Devil’s Hopyard State Park
There are many things to do when arriving at Devil’s Hopyard State Park. Activities that are open to the public include hiking, youth camping, camping, stream fishing, bird watching, bicycling, and picnicking.
Some of the most beautiful landscapes can be found right in the park. Vista Point, which is located at the end of the Blue Trail, is a cliff that stands 150 to 175 feet above the majestic Eightmile River. Other attractions include the “mini falls”.
Much of the wildlife at the park is worth seeing. There are two different types of deer, many species of frogs, turtles, fish, fishers and many of the state’s protected bird species.
At some time prior to 1800, there was a malt house near a small tributary of the Eightmile River called Malt House Brook, on George Griffin’s farm. Although the malt house was abandoned prior to 1814, during the period of its operation, Griffin grew hops in a small clearing — the “hopyard” — beside the road running through the area now called Devil’s Hopyard. But the Devil’s presence in this hopyard is not so easily explained.

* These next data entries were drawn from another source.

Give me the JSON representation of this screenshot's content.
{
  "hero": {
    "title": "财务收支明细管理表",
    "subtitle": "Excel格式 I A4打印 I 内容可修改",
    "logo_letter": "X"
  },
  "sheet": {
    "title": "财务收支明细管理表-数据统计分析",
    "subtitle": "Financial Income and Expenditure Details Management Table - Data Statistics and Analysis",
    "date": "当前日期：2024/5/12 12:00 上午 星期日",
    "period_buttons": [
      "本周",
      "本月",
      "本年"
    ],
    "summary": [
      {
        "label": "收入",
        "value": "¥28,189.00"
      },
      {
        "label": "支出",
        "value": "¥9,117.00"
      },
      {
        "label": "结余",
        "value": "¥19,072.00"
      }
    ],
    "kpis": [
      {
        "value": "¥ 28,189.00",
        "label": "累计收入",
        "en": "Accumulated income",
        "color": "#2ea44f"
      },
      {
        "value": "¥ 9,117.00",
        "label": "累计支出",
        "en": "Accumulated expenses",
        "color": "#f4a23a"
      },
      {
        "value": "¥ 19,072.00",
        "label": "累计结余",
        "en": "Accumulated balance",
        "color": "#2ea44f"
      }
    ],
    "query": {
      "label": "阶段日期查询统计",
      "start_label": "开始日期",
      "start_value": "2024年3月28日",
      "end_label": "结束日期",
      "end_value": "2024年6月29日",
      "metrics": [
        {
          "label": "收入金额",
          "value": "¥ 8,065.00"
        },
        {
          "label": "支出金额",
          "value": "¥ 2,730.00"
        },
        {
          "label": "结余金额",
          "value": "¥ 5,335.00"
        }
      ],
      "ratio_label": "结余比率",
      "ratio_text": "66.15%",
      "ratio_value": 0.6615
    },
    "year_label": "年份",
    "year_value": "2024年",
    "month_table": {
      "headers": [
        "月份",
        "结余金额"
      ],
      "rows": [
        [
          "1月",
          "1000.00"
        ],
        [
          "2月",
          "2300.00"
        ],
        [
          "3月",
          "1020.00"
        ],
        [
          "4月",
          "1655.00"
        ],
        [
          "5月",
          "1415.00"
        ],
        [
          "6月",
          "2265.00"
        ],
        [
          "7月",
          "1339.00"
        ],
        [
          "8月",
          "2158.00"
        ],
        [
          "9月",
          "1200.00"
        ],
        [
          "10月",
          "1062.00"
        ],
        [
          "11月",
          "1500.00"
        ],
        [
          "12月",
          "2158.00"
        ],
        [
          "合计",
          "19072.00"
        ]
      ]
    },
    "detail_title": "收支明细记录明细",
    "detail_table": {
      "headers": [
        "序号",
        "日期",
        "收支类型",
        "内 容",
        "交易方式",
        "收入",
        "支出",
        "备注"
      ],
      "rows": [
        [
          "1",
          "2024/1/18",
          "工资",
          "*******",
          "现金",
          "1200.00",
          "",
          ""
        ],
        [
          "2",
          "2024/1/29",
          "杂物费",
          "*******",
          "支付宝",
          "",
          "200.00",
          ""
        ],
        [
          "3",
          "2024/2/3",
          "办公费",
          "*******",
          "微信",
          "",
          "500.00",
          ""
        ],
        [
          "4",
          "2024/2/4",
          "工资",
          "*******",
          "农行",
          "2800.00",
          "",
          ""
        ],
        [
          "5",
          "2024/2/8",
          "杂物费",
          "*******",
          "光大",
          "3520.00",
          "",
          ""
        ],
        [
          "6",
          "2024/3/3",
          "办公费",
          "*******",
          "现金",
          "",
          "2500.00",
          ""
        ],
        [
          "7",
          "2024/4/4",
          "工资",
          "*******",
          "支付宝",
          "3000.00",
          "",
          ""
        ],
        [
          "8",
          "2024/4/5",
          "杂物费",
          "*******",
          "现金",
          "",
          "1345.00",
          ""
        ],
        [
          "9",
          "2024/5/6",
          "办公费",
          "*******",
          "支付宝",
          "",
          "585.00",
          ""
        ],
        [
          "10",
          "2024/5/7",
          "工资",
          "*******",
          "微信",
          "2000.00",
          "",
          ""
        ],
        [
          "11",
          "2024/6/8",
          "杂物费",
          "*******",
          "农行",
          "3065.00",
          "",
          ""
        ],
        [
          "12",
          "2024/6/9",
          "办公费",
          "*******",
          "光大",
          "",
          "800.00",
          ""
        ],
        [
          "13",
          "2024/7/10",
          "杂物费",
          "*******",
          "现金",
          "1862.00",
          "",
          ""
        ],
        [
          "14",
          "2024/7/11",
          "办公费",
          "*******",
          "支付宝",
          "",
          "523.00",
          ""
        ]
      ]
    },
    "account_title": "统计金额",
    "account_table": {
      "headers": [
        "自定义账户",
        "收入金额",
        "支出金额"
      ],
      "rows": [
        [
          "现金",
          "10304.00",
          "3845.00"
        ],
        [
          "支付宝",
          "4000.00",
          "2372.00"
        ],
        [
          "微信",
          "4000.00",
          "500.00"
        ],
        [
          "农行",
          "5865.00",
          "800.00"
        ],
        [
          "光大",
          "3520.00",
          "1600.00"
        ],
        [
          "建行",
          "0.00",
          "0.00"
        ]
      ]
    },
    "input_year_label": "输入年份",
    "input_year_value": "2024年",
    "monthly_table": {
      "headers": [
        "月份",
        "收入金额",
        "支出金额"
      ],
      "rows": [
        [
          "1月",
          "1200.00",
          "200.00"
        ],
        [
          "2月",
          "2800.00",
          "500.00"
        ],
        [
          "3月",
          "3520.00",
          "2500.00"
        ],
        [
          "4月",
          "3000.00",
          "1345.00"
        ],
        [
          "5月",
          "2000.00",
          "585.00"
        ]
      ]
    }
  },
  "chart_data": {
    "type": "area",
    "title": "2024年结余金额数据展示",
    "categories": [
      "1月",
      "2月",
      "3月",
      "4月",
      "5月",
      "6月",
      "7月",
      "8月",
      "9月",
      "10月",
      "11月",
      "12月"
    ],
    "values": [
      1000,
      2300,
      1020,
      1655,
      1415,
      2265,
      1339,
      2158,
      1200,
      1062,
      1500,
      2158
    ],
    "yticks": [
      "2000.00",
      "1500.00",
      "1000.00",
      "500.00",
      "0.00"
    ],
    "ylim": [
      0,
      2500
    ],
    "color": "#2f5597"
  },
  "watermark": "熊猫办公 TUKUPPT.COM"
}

The “devil” part focuses on the potholes near the falls, which are some of the finest examples of pothole stone formations in this section of the United States. Perfectly cylindrical, they range from inches to several feet in diameter and depth. These potholes were formed by stones moved downstream by the current and trapped in an eddy where the stone was spun around and around, wearing a depression in the rock. When the rock wore itself down, another would catch in the same hole and enlarge it. We know this now, but to the early settlers the potholes were a great mystery that they tried to explain with references to the supernatural. They thought that the Devil had passed by the falls, accidentally getting his tail wet. This made him so mad he burned holes in the stones with his hooves as he bounded away.
In 1919, the former State Park and Forest Commission obtained an 860-acre parcel located in the Millington section of East Haddam. The principal feature of the park, Chapman Falls, drops more than sixty feet over a series of steps in a Scotland Schist stone formation. The falls also once powered “Beebe’s Mills”, which were named after the original owner.